5. Don’t be afraid to name your price. Just go ahead and name a price that feels fair and comfortable for you. Leave leeway for negotiation, but not so much that it seems opportunistic.
6. Don’t haggle over a fair price. If someone offers you a fair deal straight off, you don’t have to haggle. Accepting a fair price establishes trust.
7. Offer what its worth. If someone asks you to pay way below what something is worth, don’t be afraid to offer them more than they are asking. This also establishes trust.
8. Know the market. Be aware of the value of the items you are negotiating over, and what you can afford to charge or pay. Have a clear idea of what you want to get out of the negotiation.
9. Be open about what you can and can’t do. Don’t be afraid to show your discomfort if you feel you are being offered too much or too little. Thats the truth of it. People pick up on your gut reaction, and that influences them to shift their position.
10. Be prepared to walk away. Your biggest power in a negotiation is the genuine willingness to walk away. No hard feelings.
What is so engaging about American Pickers is the enjoyment that the pickers and the collectors both get from the process. The pickers get all excited sifting through piles of old stuff looking for treasures. The collectors, who have often invested a lot of time, money and space in their stuff, find it affirming that someone else values what they have.

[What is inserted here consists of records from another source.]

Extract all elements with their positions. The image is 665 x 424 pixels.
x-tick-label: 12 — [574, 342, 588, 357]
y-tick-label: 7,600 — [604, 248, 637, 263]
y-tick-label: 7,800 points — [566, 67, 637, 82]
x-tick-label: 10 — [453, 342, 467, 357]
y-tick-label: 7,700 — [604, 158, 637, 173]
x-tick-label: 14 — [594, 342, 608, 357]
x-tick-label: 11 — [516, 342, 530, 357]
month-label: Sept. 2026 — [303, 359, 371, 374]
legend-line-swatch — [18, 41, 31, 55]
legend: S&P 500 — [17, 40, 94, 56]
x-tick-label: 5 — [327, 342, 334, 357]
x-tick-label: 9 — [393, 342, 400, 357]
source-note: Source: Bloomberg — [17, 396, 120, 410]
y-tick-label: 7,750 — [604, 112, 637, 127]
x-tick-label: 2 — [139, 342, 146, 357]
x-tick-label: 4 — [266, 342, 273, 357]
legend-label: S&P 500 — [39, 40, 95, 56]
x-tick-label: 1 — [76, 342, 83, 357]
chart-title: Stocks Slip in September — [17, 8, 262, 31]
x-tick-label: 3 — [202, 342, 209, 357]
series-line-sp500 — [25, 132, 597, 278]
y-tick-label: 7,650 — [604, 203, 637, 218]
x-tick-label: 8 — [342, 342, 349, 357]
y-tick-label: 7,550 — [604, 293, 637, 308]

There is a rapport that builds out of a mutual interest. Even though they negotiate hard, each party has a respect for the process.
When its done by masters, negotiation becomes a dance of complex factors that interplay to produce a final outcome. What each party knows, wants and feels interacts in an dynamic process that moves back and forth towards a mutually satisfactory conclusion. Head and heart have to work together to find a solution that gets you what you want, but still makes sense financially. It all happens so fast, you have to be able to trust your gut to know when to say yes or no.
Having seen the masters in action, I feel like its OK to want to make a trade that works out well for both parties. In fact, having fluidity about the price and the conditions attached is probably more respectful to the needs of both parties than a fixed price system. The challenge in a negotiation is that you have to display yourself and what you are about in a way that isn’t necessary when you just pay the set price.
Now that I am setting up work on a job by job basis, rather than being an employee with fixed pay and conditions, I need to set aside my old ideas about negotiating about money and learn from the Pickers. Engage openly and enthusiastically, and be prepared to walk away. I don’t think I am going to be satisfied to just pay the ticket price on what life wants to sell me.